Americans long viewed the world as a realm of suffering heathens whose lands and lives needed their intervention to flourish. The term “heathen” fell out of common use by the early 1900s, leading some to imagine that racial categories had replaced religious differences. But the ideas underlying the figure of the heathen did not disappear. Americans still treat large swaths of the world as “other” due to their assumed need for conversion to American ways.

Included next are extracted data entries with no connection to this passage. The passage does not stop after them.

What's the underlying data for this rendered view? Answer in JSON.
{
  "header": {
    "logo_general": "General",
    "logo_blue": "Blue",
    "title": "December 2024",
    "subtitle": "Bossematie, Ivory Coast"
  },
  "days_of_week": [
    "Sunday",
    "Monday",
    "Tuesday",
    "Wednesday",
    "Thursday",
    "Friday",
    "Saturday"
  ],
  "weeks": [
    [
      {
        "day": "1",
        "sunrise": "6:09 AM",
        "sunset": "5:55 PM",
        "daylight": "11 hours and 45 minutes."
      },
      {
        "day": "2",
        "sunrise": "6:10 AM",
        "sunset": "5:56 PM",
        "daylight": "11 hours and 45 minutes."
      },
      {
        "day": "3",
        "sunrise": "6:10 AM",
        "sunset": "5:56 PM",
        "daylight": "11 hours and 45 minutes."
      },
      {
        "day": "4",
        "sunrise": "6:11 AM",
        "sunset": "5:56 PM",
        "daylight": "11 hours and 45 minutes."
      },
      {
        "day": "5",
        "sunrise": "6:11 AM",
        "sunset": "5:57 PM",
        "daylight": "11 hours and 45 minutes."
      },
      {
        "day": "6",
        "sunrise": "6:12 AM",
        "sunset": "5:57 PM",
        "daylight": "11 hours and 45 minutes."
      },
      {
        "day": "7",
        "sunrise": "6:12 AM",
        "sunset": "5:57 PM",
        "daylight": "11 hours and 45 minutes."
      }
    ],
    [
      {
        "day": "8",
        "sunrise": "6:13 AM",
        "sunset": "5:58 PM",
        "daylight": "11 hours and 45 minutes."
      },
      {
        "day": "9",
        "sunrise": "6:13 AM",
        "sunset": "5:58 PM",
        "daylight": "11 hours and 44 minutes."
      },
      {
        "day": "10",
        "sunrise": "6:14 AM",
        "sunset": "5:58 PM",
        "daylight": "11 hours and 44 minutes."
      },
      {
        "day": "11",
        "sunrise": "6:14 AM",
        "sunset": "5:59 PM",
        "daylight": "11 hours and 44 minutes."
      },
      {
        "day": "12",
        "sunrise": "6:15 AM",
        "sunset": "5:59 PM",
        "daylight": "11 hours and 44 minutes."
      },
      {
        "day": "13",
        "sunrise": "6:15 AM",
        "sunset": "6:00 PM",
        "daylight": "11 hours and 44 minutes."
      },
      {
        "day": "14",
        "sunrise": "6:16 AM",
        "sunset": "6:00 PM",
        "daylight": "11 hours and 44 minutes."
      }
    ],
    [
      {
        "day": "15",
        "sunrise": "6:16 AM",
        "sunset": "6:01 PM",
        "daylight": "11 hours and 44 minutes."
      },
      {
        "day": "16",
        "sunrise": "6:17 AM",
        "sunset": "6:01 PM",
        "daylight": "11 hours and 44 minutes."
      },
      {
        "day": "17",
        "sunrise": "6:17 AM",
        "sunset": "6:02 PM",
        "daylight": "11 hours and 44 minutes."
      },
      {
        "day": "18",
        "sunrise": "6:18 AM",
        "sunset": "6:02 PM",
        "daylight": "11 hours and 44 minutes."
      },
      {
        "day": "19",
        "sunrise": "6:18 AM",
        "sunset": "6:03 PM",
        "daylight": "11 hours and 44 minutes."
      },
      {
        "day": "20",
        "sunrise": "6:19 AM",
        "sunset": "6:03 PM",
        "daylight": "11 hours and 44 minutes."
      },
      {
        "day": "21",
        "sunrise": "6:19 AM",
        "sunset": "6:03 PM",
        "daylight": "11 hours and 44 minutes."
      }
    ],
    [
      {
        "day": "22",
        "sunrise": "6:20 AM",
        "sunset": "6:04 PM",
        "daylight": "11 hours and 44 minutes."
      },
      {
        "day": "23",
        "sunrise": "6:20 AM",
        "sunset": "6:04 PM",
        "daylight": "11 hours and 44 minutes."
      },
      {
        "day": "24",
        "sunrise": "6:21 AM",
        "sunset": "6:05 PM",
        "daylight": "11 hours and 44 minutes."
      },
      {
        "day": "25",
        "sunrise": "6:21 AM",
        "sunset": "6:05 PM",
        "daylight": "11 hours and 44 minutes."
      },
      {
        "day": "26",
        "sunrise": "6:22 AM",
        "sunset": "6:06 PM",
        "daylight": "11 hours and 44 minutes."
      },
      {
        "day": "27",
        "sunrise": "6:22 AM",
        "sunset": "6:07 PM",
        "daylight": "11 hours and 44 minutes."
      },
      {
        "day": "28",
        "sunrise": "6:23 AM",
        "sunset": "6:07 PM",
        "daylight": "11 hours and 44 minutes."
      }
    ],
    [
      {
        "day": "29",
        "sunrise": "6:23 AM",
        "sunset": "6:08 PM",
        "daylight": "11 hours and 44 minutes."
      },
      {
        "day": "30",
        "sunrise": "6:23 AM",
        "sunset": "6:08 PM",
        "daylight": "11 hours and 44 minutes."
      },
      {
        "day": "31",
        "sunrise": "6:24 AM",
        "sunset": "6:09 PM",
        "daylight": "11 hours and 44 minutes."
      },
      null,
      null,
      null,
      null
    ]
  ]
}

Race continues to operate as a heathen inheritance in the United States, animating Americans’ sense of being a world apart from an undifferentiated mass of needy, suffering peoples. Heathen thus reveals a key source of American exceptionalism and a prism through which Americans have defined themselves as a progressive and humanitarian nation even as supposed heathens have drawn on the same to counter this national myth.
PUBLISHERS WEEKLY
The concept of the heathen "stem from Americans' conviction that other people need to be transformed" and undergirds "a White American Christian superiority complex," according to this nuanced and illuminating study from Stanford University religious studies professor Gin Lum (Damned Nation). In a series of detailed case studies, Gin Lum emphasizes the malleability of the term and examines how it enfolds religious and racial differences from a presumed norm of Christian whiteness. By categorizing Native Americans, Africans, and Asians as "heathens," Gin Lum explains, white Protestants attributed these groups' alleged technological and social backwardness to their spiritual failings and justified war, slavery, and colonization as means to salvation. In the book's most intriguing sections, Gin Lum spotlights artists and activists, including Yankton Sioux author Zitkála-Šá (1876–1938) and Martinican poet and politician Aimé Césaire (1913–2008), who refashioned "heathen" from an insult into an assertion of anti-imperial pride. Ranging from King Philip's War in 17th-century New England to "anti-Asian hate" during the Covid-19 pandemic, Gin Lum sheds light on a troubling yet overlooked aspect of U.S. religious history and issues a powerful call for change. Readers will gain new insight into the roots of "White Protestant American" exceptionalism.